The death of Cranberries singer Dolores O’Riordan is not being treated as suspicious, police have said.
The Zombie singer was found dead on Monday morning in a London hotel.
Police initially said the mother of three’s death was “unexplained”, but on Tuesday ruled it non-suspicious.
Her case will now be passed to a coroner who will determine the cause of death.
A friend of the 46-year-old Irish singer said she sounded excited and “full of life” hours before her death.
O’Riordan had suffered physical and mental health problems over the years.
In 2017 The Cranberries cut short a world tour due to her back problems.
The singer had been in London to record a cover of the band’s hit Zombie by the Los Angeles heavy rock band Bad Wolves.
O’Riordan’s friend, Dan Waite, of music label Eleven Seven, said she left him a voice message early on Monday saying she was looking forward to the recording.
He said she “sounded full of life, was joking and excited to see me and my wife this week”.
“The news of her passing is devastating and my thoughts are with Don, her ex-husband, her children, and her mother,” Mr Waite went on.
Tributes have been pouring in for the popular singer.
Her Cranberries bandmates – Noel Hogan, Fergal Lawler and Mike Hogan – said they were “devastated” by the news, adding “the world has lost a true artist”.
Bad Wolves said in a message on Facebook: “We are shocked and saddened at the news of Dolores’ passing, mere hours before she was to record vocals on our upcoming version of Zombie.”
The band’s singer, Tommy Vext, said: “We always felt the rawness and honesty she projected on stage and in her recordings was something to which all bands should aspire to, regardless of genre.
“When we heard she liked our version and wanted to sing on it, it was the greatest compliment a new band, or any band for that matter, could have received.”
The Cranberries formed at the end of the 1980s and had international hits in the 90s with songs including Linger, Zombie and Dream.
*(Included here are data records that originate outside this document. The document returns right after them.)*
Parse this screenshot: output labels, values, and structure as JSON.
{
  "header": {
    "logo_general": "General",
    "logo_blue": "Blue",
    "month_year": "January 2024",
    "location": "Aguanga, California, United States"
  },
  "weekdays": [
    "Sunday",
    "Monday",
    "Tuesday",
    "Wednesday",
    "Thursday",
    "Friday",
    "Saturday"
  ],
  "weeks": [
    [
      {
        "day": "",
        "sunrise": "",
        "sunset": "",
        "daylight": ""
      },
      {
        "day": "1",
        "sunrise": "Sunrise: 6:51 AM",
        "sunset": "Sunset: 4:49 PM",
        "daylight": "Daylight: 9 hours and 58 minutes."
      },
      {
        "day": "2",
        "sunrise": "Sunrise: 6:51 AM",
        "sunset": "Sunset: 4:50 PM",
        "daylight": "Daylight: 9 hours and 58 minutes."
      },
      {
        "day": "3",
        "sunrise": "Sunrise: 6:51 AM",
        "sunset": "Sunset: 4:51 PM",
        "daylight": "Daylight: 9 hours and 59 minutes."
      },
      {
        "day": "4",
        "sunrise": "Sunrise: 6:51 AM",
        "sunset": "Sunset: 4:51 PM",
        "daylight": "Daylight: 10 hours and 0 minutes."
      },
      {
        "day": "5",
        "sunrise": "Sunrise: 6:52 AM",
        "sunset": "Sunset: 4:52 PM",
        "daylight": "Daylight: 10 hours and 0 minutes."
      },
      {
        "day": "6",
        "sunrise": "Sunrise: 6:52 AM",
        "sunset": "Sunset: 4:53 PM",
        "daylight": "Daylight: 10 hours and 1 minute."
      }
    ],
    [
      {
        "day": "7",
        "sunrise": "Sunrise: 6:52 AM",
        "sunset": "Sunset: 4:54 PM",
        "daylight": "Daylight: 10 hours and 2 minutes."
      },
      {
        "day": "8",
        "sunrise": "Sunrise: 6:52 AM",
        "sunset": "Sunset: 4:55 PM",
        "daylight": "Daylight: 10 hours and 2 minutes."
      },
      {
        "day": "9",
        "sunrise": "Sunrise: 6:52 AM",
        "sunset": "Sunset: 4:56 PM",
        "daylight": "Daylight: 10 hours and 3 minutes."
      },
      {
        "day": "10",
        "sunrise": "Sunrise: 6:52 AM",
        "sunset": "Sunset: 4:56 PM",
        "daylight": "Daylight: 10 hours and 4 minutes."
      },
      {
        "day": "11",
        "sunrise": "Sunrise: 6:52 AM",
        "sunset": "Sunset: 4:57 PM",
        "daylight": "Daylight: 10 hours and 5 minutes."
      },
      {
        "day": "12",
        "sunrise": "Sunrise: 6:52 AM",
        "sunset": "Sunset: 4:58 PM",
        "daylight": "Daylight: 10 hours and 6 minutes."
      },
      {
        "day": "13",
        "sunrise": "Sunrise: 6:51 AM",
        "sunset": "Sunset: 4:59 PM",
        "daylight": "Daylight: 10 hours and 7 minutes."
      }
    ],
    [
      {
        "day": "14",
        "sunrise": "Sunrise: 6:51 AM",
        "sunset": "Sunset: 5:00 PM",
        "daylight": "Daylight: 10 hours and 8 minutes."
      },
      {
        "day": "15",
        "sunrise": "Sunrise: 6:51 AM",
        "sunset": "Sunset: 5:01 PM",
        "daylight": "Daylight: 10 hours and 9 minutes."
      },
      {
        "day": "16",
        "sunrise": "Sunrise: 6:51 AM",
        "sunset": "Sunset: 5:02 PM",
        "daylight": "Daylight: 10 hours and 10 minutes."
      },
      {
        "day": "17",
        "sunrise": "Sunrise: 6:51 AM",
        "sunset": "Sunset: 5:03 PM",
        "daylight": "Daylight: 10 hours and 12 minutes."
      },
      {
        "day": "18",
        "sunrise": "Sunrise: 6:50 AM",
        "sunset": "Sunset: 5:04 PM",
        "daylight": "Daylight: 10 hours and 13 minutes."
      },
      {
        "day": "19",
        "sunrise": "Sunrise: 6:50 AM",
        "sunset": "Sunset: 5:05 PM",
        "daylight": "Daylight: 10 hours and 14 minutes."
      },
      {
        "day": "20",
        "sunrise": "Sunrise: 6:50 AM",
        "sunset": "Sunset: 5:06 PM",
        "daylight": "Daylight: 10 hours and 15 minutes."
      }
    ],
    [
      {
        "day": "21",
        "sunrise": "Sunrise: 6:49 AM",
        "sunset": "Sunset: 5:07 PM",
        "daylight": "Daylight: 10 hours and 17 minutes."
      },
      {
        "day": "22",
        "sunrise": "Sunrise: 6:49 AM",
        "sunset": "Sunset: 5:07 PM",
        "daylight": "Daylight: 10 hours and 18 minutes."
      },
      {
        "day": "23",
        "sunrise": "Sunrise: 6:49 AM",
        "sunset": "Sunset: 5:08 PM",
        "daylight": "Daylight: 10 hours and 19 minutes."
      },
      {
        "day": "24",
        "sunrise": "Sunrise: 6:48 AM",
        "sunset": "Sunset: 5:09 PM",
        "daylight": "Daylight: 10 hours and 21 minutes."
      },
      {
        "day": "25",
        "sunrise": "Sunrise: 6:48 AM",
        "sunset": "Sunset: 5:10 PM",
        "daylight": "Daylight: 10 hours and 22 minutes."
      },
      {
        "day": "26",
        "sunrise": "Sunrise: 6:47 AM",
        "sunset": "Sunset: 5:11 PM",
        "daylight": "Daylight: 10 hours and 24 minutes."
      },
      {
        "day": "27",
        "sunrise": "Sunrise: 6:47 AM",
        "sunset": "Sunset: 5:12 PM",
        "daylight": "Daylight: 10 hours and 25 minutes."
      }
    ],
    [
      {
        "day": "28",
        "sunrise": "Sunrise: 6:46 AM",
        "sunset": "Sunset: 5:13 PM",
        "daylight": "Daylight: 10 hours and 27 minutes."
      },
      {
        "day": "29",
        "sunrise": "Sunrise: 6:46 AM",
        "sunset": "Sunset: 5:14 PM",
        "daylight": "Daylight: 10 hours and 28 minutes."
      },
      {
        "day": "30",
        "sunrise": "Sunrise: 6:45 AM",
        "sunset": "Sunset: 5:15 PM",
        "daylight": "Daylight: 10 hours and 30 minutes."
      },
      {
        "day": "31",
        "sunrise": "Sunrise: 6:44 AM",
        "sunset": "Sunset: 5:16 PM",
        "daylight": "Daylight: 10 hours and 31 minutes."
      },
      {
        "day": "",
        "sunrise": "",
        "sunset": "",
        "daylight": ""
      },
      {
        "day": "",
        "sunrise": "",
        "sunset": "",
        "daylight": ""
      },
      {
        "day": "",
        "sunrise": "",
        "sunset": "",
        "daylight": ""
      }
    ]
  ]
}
Irish Prime Minister Leo Varadkar said: “For anyone who grew up in Ireland in the 1990s Dolores O’Riordan was the voice of a generation.”
In her hometown of Limerick, residents braved the elements to sign a book of condolence at the city council offices.
One of the first to sign the book was the principal of the singer’s old school, Laurel Hill Colaiste in Limerick.
Aedin Ni Bhriain said the school was very proud of everything O’Riordan achieved.
She said she never forgot her roots and even asked the school choir to sing at her wedding.
“We wanted to express our sympathy to her family because it is such a loss for them and also to show our deep love for everything she did and out admiration for everything she achieved,” she said.
“We are very proud of her as a past pupil and also because she was a Limerick woman who never forgot she was a Limerick woman. She kept the links with Limerick. We are so proud of everything she achieved.”
Mayor Stephen Keary said O’Riordan “put Limerick on the music map and on a world stage.”
“She achieved so much in her short years. Her memory will live on,” he said.